Still, it won’t be enough.
The dam and the Santo Antonio complex that is being built a few miles downstream will provide just 5 percent of what government energy planners say the country will need in the next 10 years. So Brazil is building more dams, many more, courting controversy by locating the vast majority of them in the world’s largest and most biodiverse forest.
“The investment to build these plants is very high, and they are to be put in a region which is an icon for environmental preservation, the Amazon,” said Paulo Domingues, energy planning director for the Ministry of Mines and Energy. “So that has worldwide repercussions.”
Between now and 2021, the energy ministry’s building schedule will be feverish: Brazilian companies and foreign conglomerates will put up 34 sizable dams in an effort to increase the country’s capacity to produce energy by more than 50 percent.
The Brazil projects have received less attention than China’s dam-building spree, which has plugged up canyons and bankrolled hydroelectric projects far from Asia.

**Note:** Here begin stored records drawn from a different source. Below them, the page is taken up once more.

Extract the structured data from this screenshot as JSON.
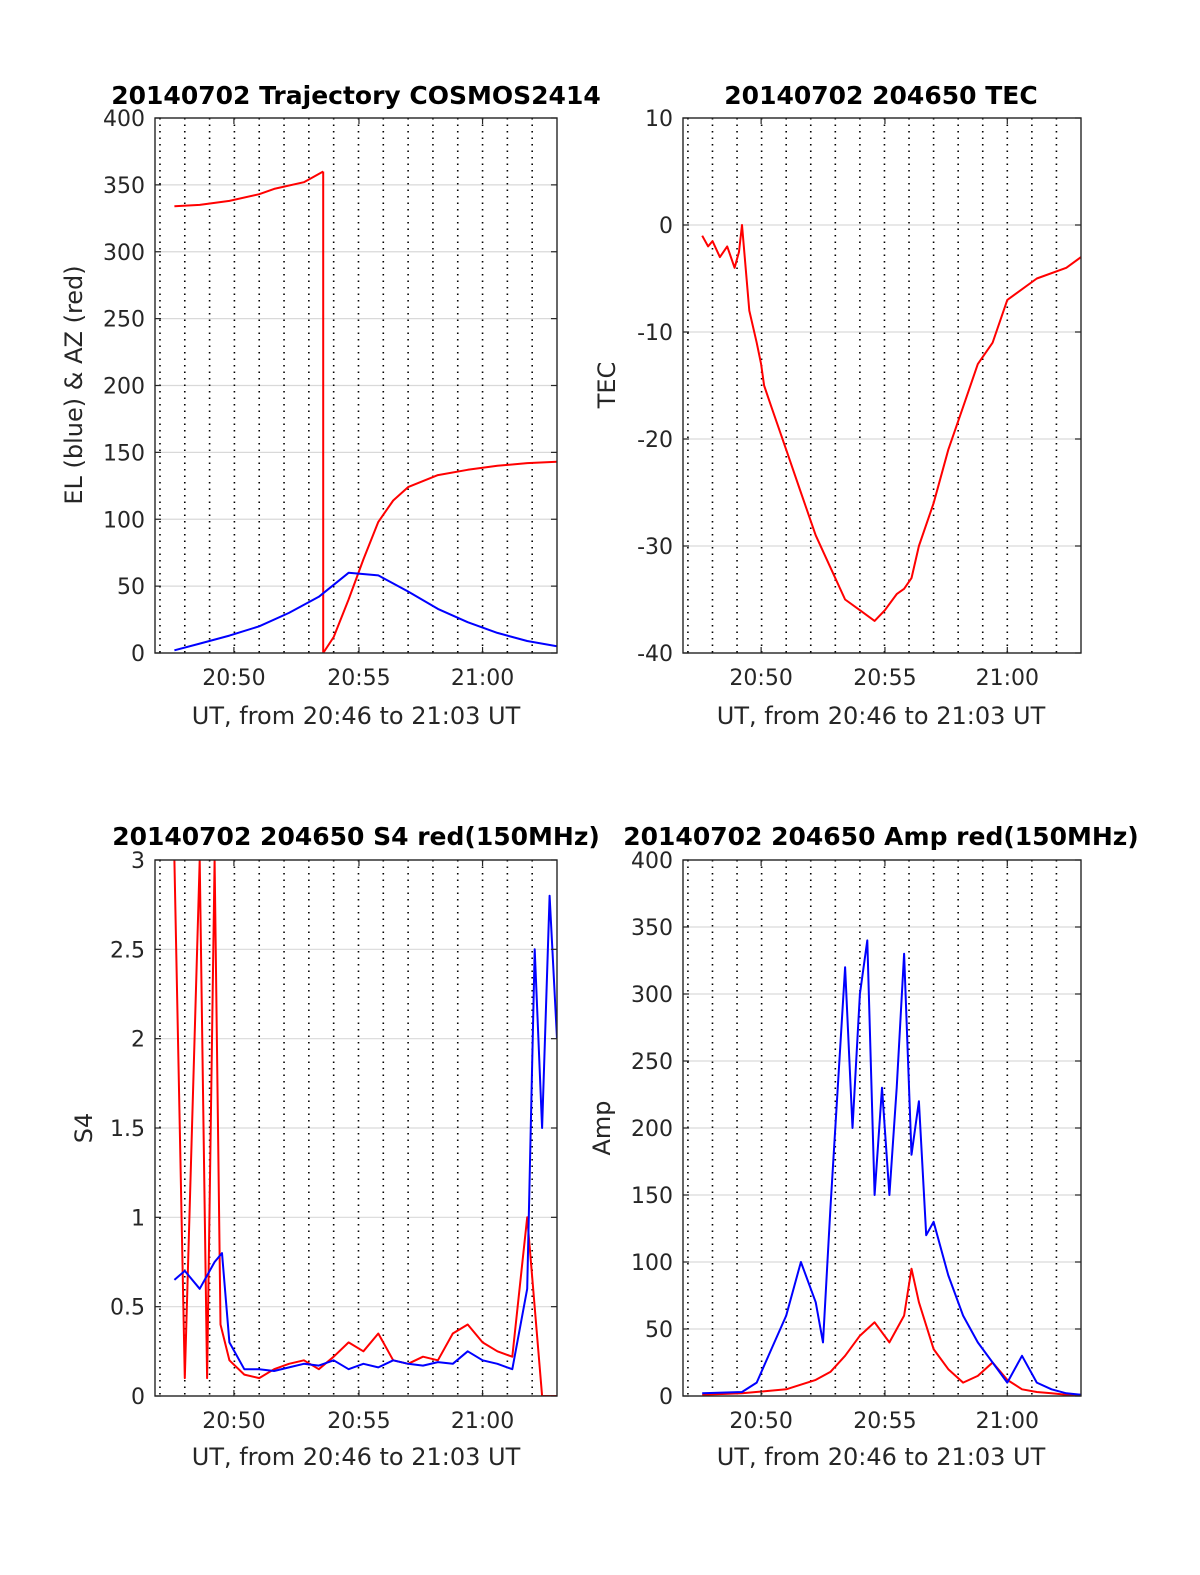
{
  "colors": {
    "red": "#ff0000",
    "blue": "#0000ff",
    "grid": "#d9d9d9",
    "dotted": "#000000",
    "axis": "#262626"
  },
  "chart_data": [
    {
      "type": "line",
      "title": "20140702 Trajectory COSMOS2414",
      "xlabel": "UT, from 20:46 to 21:03 UT",
      "ylabel": "EL (blue) & AZ (red)",
      "xlim": [
        20.78,
        21.05
      ],
      "ylim": [
        0,
        400
      ],
      "yticks": [
        0,
        50,
        100,
        150,
        200,
        250,
        300,
        350,
        400
      ],
      "ytick_labels": [
        "0",
        "50",
        "100",
        "150",
        "200",
        "250",
        "300",
        "350",
        "400"
      ],
      "xticks": [
        20.833,
        20.917,
        21.0
      ],
      "xtick_labels": [
        "20:50",
        "20:55",
        "21:00"
      ],
      "grid": true,
      "series": [
        {
          "color": "#ff0000",
          "x": [
            20.793,
            20.81,
            20.83,
            20.85,
            20.86,
            20.88,
            20.893
          ],
          "y": [
            334,
            335,
            338,
            343,
            347,
            352,
            360
          ]
        },
        {
          "color": "#ff0000",
          "x": [
            20.893,
            20.893
          ],
          "y": [
            360,
            0
          ]
        },
        {
          "color": "#ff0000",
          "x": [
            20.893,
            20.9,
            20.91,
            20.92,
            20.93,
            20.94,
            20.95,
            20.97,
            20.99,
            21.01,
            21.03,
            21.05
          ],
          "y": [
            0,
            12,
            40,
            70,
            98,
            114,
            124,
            133,
            137,
            140,
            142,
            143
          ]
        },
        {
          "color": "#0000ff",
          "x": [
            20.793,
            20.81,
            20.83,
            20.85,
            20.87,
            20.89,
            20.9,
            20.91,
            20.93,
            20.95,
            20.97,
            20.99,
            21.01,
            21.03,
            21.05
          ],
          "y": [
            2,
            7,
            13,
            20,
            30,
            42,
            51,
            60,
            58,
            46,
            33,
            23,
            15,
            9,
            5
          ]
        }
      ]
    },
    {
      "type": "line",
      "title": "20140702 204650 TEC",
      "xlabel": "UT, from 20:46 to 21:03 UT",
      "ylabel": "TEC",
      "xlim": [
        20.78,
        21.05
      ],
      "ylim": [
        -40,
        10
      ],
      "yticks": [
        -40,
        -30,
        -20,
        -10,
        0,
        10
      ],
      "ytick_labels": [
        "-40",
        "-30",
        "-20",
        "-10",
        "0",
        "10"
      ],
      "xticks": [
        20.833,
        20.917,
        21.0
      ],
      "xtick_labels": [
        "20:50",
        "20:55",
        "21:00"
      ],
      "grid": true,
      "series": [
        {
          "color": "#ff0000",
          "x": [
            20.793,
            20.797,
            20.8,
            20.805,
            20.81,
            20.815,
            20.818,
            20.82,
            20.825,
            20.83,
            20.833,
            20.835,
            20.84,
            20.85,
            20.86,
            20.87,
            20.88,
            20.89,
            20.9,
            20.91,
            20.917,
            20.925,
            20.93,
            20.935,
            20.94,
            20.95,
            20.96,
            20.97,
            20.98,
            20.99,
            21.0,
            21.02,
            21.04,
            21.05
          ],
          "y": [
            -1,
            -2,
            -1.5,
            -3,
            -2,
            -4,
            -2.5,
            0,
            -8,
            -11,
            -13,
            -15,
            -17,
            -21,
            -25,
            -29,
            -32,
            -35,
            -36,
            -37,
            -36,
            -34.5,
            -34,
            -33,
            -30,
            -26,
            -21,
            -17,
            -13,
            -11,
            -7,
            -5,
            -4,
            -3
          ]
        }
      ]
    },
    {
      "type": "line",
      "title": "20140702 204650 S4 red(150MHz)",
      "xlabel": "UT, from 20:46 to 21:03 UT",
      "ylabel": "S4",
      "xlim": [
        20.78,
        21.05
      ],
      "ylim": [
        0,
        3
      ],
      "yticks": [
        0,
        0.5,
        1,
        1.5,
        2,
        2.5,
        3
      ],
      "ytick_labels": [
        "0",
        "0.5",
        "1",
        "1.5",
        "2",
        "2.5",
        "3"
      ],
      "xticks": [
        20.833,
        20.917,
        21.0
      ],
      "xtick_labels": [
        "20:50",
        "20:55",
        "21:00"
      ],
      "grid": true,
      "series": [
        {
          "color": "#ff0000",
          "x": [
            20.793,
            20.8,
            20.81,
            20.815,
            20.82,
            20.824,
            20.83,
            20.84,
            20.85,
            20.86,
            20.87,
            20.88,
            20.89,
            20.9,
            20.91,
            20.92,
            20.93,
            20.94,
            20.95,
            20.96,
            20.97,
            20.98,
            20.99,
            21.0,
            21.01,
            21.02,
            21.03,
            21.04,
            21.05
          ],
          "y": [
            3,
            0.1,
            3,
            0.1,
            3,
            0.4,
            0.2,
            0.12,
            0.1,
            0.15,
            0.18,
            0.2,
            0.15,
            0.22,
            0.3,
            0.25,
            0.35,
            0.2,
            0.18,
            0.22,
            0.2,
            0.35,
            0.4,
            0.3,
            0.25,
            0.22,
            1.0,
            0.0,
            0.0
          ]
        },
        {
          "color": "#0000ff",
          "x": [
            20.793,
            20.8,
            20.81,
            20.82,
            20.825,
            20.83,
            20.84,
            20.85,
            20.86,
            20.87,
            20.88,
            20.89,
            20.9,
            20.91,
            20.92,
            20.93,
            20.94,
            20.95,
            20.96,
            20.97,
            20.98,
            20.99,
            21.0,
            21.01,
            21.02,
            21.03,
            21.035,
            21.04,
            21.045,
            21.05
          ],
          "y": [
            0.65,
            0.7,
            0.6,
            0.75,
            0.8,
            0.3,
            0.15,
            0.15,
            0.14,
            0.16,
            0.18,
            0.17,
            0.2,
            0.15,
            0.18,
            0.16,
            0.2,
            0.18,
            0.17,
            0.19,
            0.18,
            0.25,
            0.2,
            0.18,
            0.15,
            0.6,
            2.5,
            1.5,
            2.8,
            2.0
          ]
        }
      ]
    },
    {
      "type": "line",
      "title": "20140702 204650 Amp red(150MHz)",
      "xlabel": "UT, from 20:46 to 21:03 UT",
      "ylabel": "Amp",
      "xlim": [
        20.78,
        21.05
      ],
      "ylim": [
        0,
        400
      ],
      "yticks": [
        0,
        50,
        100,
        150,
        200,
        250,
        300,
        350,
        400
      ],
      "ytick_labels": [
        "0",
        "50",
        "100",
        "150",
        "200",
        "250",
        "300",
        "350",
        "400"
      ],
      "xticks": [
        20.833,
        20.917,
        21.0
      ],
      "xtick_labels": [
        "20:50",
        "20:55",
        "21:00"
      ],
      "grid": true,
      "series": [
        {
          "color": "#ff0000",
          "x": [
            20.793,
            20.82,
            20.85,
            20.87,
            20.88,
            20.89,
            20.9,
            20.91,
            20.92,
            20.93,
            20.935,
            20.94,
            20.95,
            20.96,
            20.97,
            20.98,
            20.99,
            21.0,
            21.01,
            21.02,
            21.03,
            21.04,
            21.05
          ],
          "y": [
            1,
            2,
            5,
            12,
            18,
            30,
            45,
            55,
            40,
            60,
            95,
            70,
            35,
            20,
            10,
            15,
            25,
            12,
            5,
            3,
            2,
            1,
            1
          ]
        },
        {
          "color": "#0000ff",
          "x": [
            20.793,
            20.82,
            20.83,
            20.84,
            20.85,
            20.86,
            20.87,
            20.875,
            20.88,
            20.89,
            20.895,
            20.9,
            20.905,
            20.91,
            20.915,
            20.92,
            20.925,
            20.93,
            20.935,
            20.94,
            20.945,
            20.95,
            20.96,
            20.97,
            20.98,
            20.99,
            21.0,
            21.01,
            21.02,
            21.03,
            21.04,
            21.05
          ],
          "y": [
            2,
            3,
            10,
            35,
            60,
            100,
            70,
            40,
            140,
            320,
            200,
            300,
            340,
            150,
            230,
            150,
            230,
            330,
            180,
            220,
            120,
            130,
            90,
            60,
            40,
            25,
            10,
            30,
            10,
            5,
            2,
            1
          ]
        }
      ]
    }
  ]
}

But Brazil is undertaking one of the world’s largest public works projects, one that will cost more than $150 billion and harness the force of this continent’s great rivers. The objective is to help the country of 199 million people achieve what Brazilian leaders call its destiny: becoming a modern and efficient world-class economy with an ample supply of energy for office towers, assembly lines, refineries and iron works.
“Brazil is a country that’s growing, developing, and it needs energy,” said Eduardo de Melo Pinto, president of Santo Antonio Energia. “And the potential in energy production in Brazil is located, for the most part, in Amazonia. And that’s why this is important for this project to be developed.”
Jirau, Santo Antonio and other projects, though, have until now generated more tension than electricity, raising questions that range from their environmental impact to whether future generations will be saddled with gigantic debt.
International Rivers, a U.S.-based environmental group that has tracked government agencies involved in the dam building, says plans call for 168 dams to be completed by2021. Most are small dams that will be used to regulate water or to power silos, mineral extraction facilities or industrial complexes. But whether the dams are large or small, homesteaders and Indian leaders say they will cause irreversible changes in a forest that plays a vital role in absorbing the world’s carbon emissions and regulating its climate.
Across Brazil, rivers are being diverted. Canals and dikes are being built. Roads are being paved, and blocks of concrete are being laid across a network of waterways that provides a fifth of the world’s fresh water.